27. Bölüm ~ Sabotaj ~

163 24 56
                                    

"Bizi buraya sadece şebeke elektriğiyle getirdiğine inanamıyorum."

Sanki gezegenler arası değil de dünyada birkac yüz yıl geriye yolculuk yapmış gibi hisseden Harry karşısındaki deniz manzarasını şaşkınlık içinde seyretti. Gökyüzü masmaviydi. Irili ufaklı parlak yıldızlar olmasa hala dünyada olduğunu düşünürdü. Londra da böyle bir manzarayı gece bile göremezdi. Şuan bir tepenin üzerinden gökyüzüne kadar uzanan, üzerinde gezinen bulutlar yüzünden ucunun nerede bittiği belli olmayan bir kuleye bakıyorlardı. Arkalarında bir orman vardı ancak ağaçlar yeşil değildi. Dikkatli bakıldığında renkleri griye kaçıyordu. Denizin üzerinde kuleye geçişi sağlayan taş köprü vardı.

"Büyüdüğün yer burası mı?" Harry hayranlığını dile getirmekten kendini alıkoyamadı.

"Keşke ama değil. Burası Warts ın dört büyük bölgesinden biri olan Ravenclaw." Ginny iç çekti, kuleye özlemle baktı. "Burayı sadece iki kez görme fırsatı buldum. Ravenclaw zekası ve makul wartslılarıyla ün salmış bir bölgedir. Hufflepuff kadar olmasa da barışçıl insanlardır. Göze batmadığımız sürece kimse bizi rahatsız etmez. Ayrıca içeride tanıdığım ve bize yardım edebilecek çok iyi birini tanıyorum."
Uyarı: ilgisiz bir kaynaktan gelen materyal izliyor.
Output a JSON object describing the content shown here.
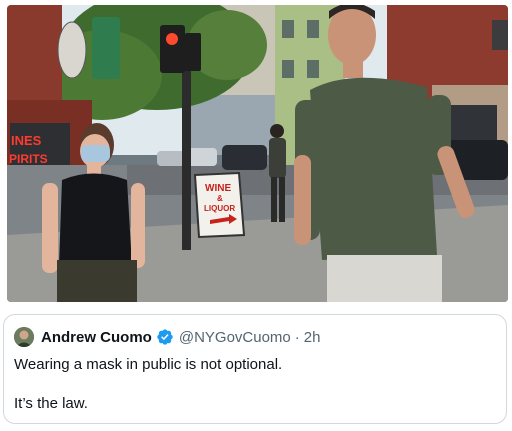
{
  "photo": {
    "sign_text_top": "WINE",
    "sign_text_mid": "&",
    "sign_text_bottom": "LIQUOR",
    "storefront_text_1": "INES",
    "storefront_text_2": "PIRITS"
  },
  "tweet": {
    "display_name": "Andrew Cuomo",
    "handle": "@NYGovCuomo",
    "separator": "·",
    "time": "2h",
    "line1": "Wearing a mask in public is not optional.",
    "line2": "It’s the law."
  },
  "colors": {
    "verified_blue": "#1d9bf0",
    "text_primary": "#0f1419",
    "text_secondary": "#536471",
    "border": "#cfd9de"
  }
}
Harry "Ne kadar güvenilir? Arkadaşın mı?" dedi.

"Sanırım öyleyi-"

"S-sen nasıl-"

Harry, iki büklüm olmuş Hermione nin hırıltılı sesini duyunca arkasındaki karmaşayı o zaman fark etti. Hermione, Astoria ve Draco ellerini göğüslerine bastırmış acıdan kıvranıyorlardı. Astoria bogazını tutarak yere diz çöktü. Yüzü nefes alamadığı için mosmor olmuştu. Morg masasından kalkmaya çalışan zombilere benziyorlardı. Harry Ravenclaw kalesinin manzarasına kendini o kadar kaptırmıştı ki nefes alamadığını unutmuştu. Piskolojik olarak o da boğazına dokundu ama hiç acı hissetmiyordu. Hermione, Draco ve Astoria nefes alamıyorken o Warts ın atmosferinden neden etkilenmiyordu?
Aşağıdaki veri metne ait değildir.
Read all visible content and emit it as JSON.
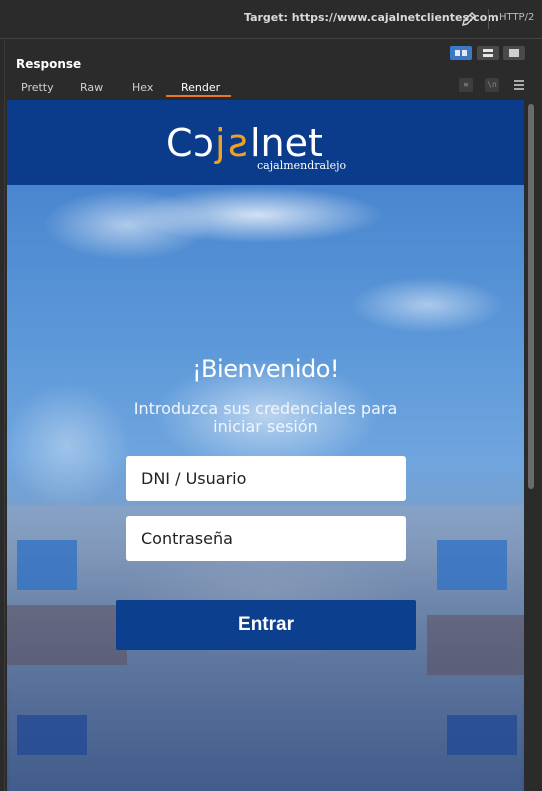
{
  "target": {
    "label": "Target: https://www.cajalnetclientes.com",
    "protocol": "HTTP/2"
  },
  "panel": {
    "title": "Response"
  },
  "tabs": [
    {
      "label": "Pretty"
    },
    {
      "label": "Raw"
    },
    {
      "label": "Hex"
    },
    {
      "label": "Render",
      "active": true
    }
  ],
  "tool_icons": {
    "wrap": "≡",
    "newline": "\\n"
  },
  "site": {
    "logo_text": "Cajalnet",
    "logo_tagline": "cajalmendralejo",
    "welcome": "¡Bienvenido!",
    "subtitle": "Introduzca sus credenciales para iniciar sesión",
    "user_placeholder": "DNI / Usuario",
    "password_placeholder": "Contraseña",
    "submit_label": "Entrar"
  },
  "colors": {
    "header_bg": "#0b3c8c",
    "accent_orange": "#e8772e",
    "button_bg": "#0d3f8f",
    "tab_active_underline": "#e8772e",
    "logo_j": "#f0a21f"
  }
}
"Fazla azot yüzünden zehirleniyorlar." dedi Ginny telaşla. Hemen Astoria yı yerden kaldırıp kolunun altına girdi. Harry de aynısını Hermione ye yaptı. Draco konuşamadı fakat tek başına yürüyebileceğini gösteren bir işaret yapınca "Emin misin?" şüpheyle sordu Harry. Çünkü onun da boynudaki damarlar morarmaya başlamıştı.

"S-sorun değil... Şu lanet kaleye götür bizi artık." diye inledi.

Hep birlikte güç bela tepeden aşağı indiler. Kaleyi karayla bağlayan taş köprünün üzerinden geçerken Harry kalenin denizde yüzmediğini, hala havada yüzen bulut kümelerine baktıklarını gördü. Öyleyse kalenin sonu nerede bitiyordu? Bunu Ginny e sormak isterdi ancak zaman yoktu. Ilk önceliği sağ kalmaktı.

Kaleye yaklaştıklarında kapının önünde devasa bir kadın heykeli olduğunu gördüler. Uzun sacları ve orta çağdan kalma bir elbisesi vardı. Başının üzerinde de gösterişli bir diadem takıyordu. Heykel birden canlanıp önlerini kesince Harry nin ödü patladı. Fakat sadece o korkmuş gibi görünüyordu. Ginny birkaç adım öne çıktı. Diğerleri ise neler olduğunun farkında değillerdi. Bu kadar şeyden sonra heykelin konuşmaya başlamasına şaşırmadı bile.

"Aşağı iner güle güle. Yukarı çıkar ağlaya ağlaya."

"Her seferinde başka bir bilmece sorar," dedi Ginny Harry e dönerken. "Bu seferkinin ne olduğunu bilmiyorum. Bir fikrin var mı?"

Harry bir ona bir heykele baktı. "Bilemezsek ne olur?"

"Bizi köprüden aşağı atar."

"Gerçekten çok barışçıl insanlarmış." dedi Harry alaycı bir kızgınlıkla.